Had my dad been born in another time and place, he would have made an incredible stand-up comic. I’ve seen him on stage as an emcee and roaster, and his ability to craft a joke is superb. He’s a natural. I’ve said it before and I’ll say it again – if I had my dad’s talent for comedy I’d already have a Comedy Central half hour. I mean that, too. I have my dad’s instinct for storytelling, but not his gift for punchlines.
As I said, the older I get the more I realize that I am my father. We see the world through the same eyes. It is, of course, a great blessing to be like my dad. He’s a widely beloved man. But everybody has a shadow side. We’re both stubborn people. When we are hyper focused upon a task, don’t interrupt us. Like the Hulk, you wouldn’t like us if you interrupt us. We think we know exactly the way things should go and get very bent upon bending reality to our will. Most of the time we’re peace-loving folk, given to seeing situations in shades of gray, but our sense of injustice and correlating rage can be pretty intense. We seem like we’re really easy to get along with, but secretly we can be difficult. Which makes it that much more difficult for those that find us difficult, aka, my mother. But on the plus side, we’re big on love and forgiveness and humor.
Long story short – I am blessed to have my dad for my dad. He is a great man, a great father, a truly rare creature that improves all of the lives he touches – and there are no shortage of people he has helped along their way. There is a very old African-American saying about sipping from the saucer. The idea is that if your cup runneth over, you can sip from the saucer. This saying reminds me of my father. He is an expansive man, capable of great acts of selflessness and giving, but he does not empty himself in order to fill others, because the well of his faith runs so deep. In this, I would like to be more like him.

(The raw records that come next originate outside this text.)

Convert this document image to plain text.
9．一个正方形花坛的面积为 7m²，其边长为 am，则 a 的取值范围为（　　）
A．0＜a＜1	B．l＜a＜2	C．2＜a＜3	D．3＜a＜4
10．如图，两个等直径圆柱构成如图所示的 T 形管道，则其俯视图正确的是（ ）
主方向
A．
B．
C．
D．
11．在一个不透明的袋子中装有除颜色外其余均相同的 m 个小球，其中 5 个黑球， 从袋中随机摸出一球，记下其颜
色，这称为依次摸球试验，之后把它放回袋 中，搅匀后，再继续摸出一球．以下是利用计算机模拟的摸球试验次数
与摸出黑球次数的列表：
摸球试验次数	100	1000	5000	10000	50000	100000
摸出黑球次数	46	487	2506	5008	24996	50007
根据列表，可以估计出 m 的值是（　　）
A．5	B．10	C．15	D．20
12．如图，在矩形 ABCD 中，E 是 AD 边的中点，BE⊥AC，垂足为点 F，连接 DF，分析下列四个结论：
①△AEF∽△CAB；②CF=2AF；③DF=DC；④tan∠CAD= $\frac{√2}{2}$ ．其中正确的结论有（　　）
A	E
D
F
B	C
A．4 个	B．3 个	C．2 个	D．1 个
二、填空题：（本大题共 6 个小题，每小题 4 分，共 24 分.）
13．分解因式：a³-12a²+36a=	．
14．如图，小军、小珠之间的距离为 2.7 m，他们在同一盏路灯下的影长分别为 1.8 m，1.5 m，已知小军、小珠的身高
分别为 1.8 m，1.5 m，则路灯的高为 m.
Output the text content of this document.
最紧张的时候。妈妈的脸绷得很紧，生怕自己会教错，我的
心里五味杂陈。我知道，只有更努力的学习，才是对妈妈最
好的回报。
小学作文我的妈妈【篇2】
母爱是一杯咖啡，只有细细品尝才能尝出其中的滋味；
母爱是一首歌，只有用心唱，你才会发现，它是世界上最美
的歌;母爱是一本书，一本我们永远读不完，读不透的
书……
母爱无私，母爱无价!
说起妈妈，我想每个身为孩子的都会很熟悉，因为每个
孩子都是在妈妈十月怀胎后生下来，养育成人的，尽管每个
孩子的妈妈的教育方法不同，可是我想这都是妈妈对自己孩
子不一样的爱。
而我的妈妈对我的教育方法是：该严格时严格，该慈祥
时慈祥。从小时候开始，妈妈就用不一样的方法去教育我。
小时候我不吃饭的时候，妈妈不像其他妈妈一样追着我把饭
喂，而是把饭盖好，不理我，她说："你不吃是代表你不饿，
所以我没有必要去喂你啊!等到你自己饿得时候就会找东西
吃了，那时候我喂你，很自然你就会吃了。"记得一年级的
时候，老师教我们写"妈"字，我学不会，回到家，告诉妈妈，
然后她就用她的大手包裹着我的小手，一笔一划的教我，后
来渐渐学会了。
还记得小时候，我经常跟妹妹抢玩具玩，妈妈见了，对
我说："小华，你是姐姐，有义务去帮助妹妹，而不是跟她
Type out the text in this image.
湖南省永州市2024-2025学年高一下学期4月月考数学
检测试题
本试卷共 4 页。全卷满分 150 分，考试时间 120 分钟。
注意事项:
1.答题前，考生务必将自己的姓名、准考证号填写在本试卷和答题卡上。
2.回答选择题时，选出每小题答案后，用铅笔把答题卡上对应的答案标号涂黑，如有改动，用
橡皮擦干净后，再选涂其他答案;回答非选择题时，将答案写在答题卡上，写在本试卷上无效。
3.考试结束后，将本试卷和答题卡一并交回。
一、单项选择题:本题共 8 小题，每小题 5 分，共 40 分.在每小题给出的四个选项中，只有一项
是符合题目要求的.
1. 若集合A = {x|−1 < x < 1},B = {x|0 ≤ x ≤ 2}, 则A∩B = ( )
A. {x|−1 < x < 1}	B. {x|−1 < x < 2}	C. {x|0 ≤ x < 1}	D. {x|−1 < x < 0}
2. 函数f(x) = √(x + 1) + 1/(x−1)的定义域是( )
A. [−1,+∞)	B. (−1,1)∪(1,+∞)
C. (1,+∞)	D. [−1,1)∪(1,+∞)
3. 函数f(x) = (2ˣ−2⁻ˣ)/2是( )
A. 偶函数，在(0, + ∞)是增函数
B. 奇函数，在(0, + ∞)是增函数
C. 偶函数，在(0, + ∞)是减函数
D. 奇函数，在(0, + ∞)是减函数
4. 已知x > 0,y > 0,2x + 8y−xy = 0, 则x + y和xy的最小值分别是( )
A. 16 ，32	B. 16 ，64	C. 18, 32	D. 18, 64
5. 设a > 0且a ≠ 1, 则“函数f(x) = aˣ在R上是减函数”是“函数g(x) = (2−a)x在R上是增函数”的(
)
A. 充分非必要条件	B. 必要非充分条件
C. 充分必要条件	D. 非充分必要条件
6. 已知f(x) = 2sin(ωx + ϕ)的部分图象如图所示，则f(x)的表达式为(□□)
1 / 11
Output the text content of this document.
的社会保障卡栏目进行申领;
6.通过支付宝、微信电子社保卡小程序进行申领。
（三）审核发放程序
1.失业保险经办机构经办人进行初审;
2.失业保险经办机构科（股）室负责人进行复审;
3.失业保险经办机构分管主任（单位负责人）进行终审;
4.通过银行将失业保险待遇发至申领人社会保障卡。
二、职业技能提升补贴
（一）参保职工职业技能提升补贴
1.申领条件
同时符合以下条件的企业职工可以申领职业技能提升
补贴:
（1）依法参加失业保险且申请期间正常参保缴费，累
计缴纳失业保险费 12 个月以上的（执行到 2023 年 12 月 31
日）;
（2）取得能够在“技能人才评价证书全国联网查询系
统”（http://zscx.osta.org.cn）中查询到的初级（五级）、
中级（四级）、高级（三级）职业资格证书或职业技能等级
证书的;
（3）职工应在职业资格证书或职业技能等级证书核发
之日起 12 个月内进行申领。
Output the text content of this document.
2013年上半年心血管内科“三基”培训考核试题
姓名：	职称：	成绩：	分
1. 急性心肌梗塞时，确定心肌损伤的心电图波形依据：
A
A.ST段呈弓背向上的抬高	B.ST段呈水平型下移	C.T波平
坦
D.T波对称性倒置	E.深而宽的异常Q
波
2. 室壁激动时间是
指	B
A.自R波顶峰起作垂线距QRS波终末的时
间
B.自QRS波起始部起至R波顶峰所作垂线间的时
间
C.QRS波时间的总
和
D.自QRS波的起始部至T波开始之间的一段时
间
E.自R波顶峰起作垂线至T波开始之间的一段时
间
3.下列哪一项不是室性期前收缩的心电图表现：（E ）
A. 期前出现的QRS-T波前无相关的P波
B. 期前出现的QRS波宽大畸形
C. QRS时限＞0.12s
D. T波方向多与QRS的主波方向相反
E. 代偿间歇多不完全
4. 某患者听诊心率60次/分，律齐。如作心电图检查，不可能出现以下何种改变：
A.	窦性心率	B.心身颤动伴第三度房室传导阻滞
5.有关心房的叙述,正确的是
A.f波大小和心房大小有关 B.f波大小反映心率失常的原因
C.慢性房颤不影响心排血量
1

Yesterday, watching my dad reminisce, in his beautiful home surrounded by his family who loves him, a successful businessman and living miracle, I considered how improbable his life story is. This poor boy from Alabama, kicked out of high school and who got into college having still not memorized the alphabet, found himself married to a beauty queen from Idaho, wound up back in the South, alive and well and deeply loved. Not everybody gets such a happy third act to their life story. I am incredibly thankful my father has. He’s a wonderful man, and deserves all the happiness in the world.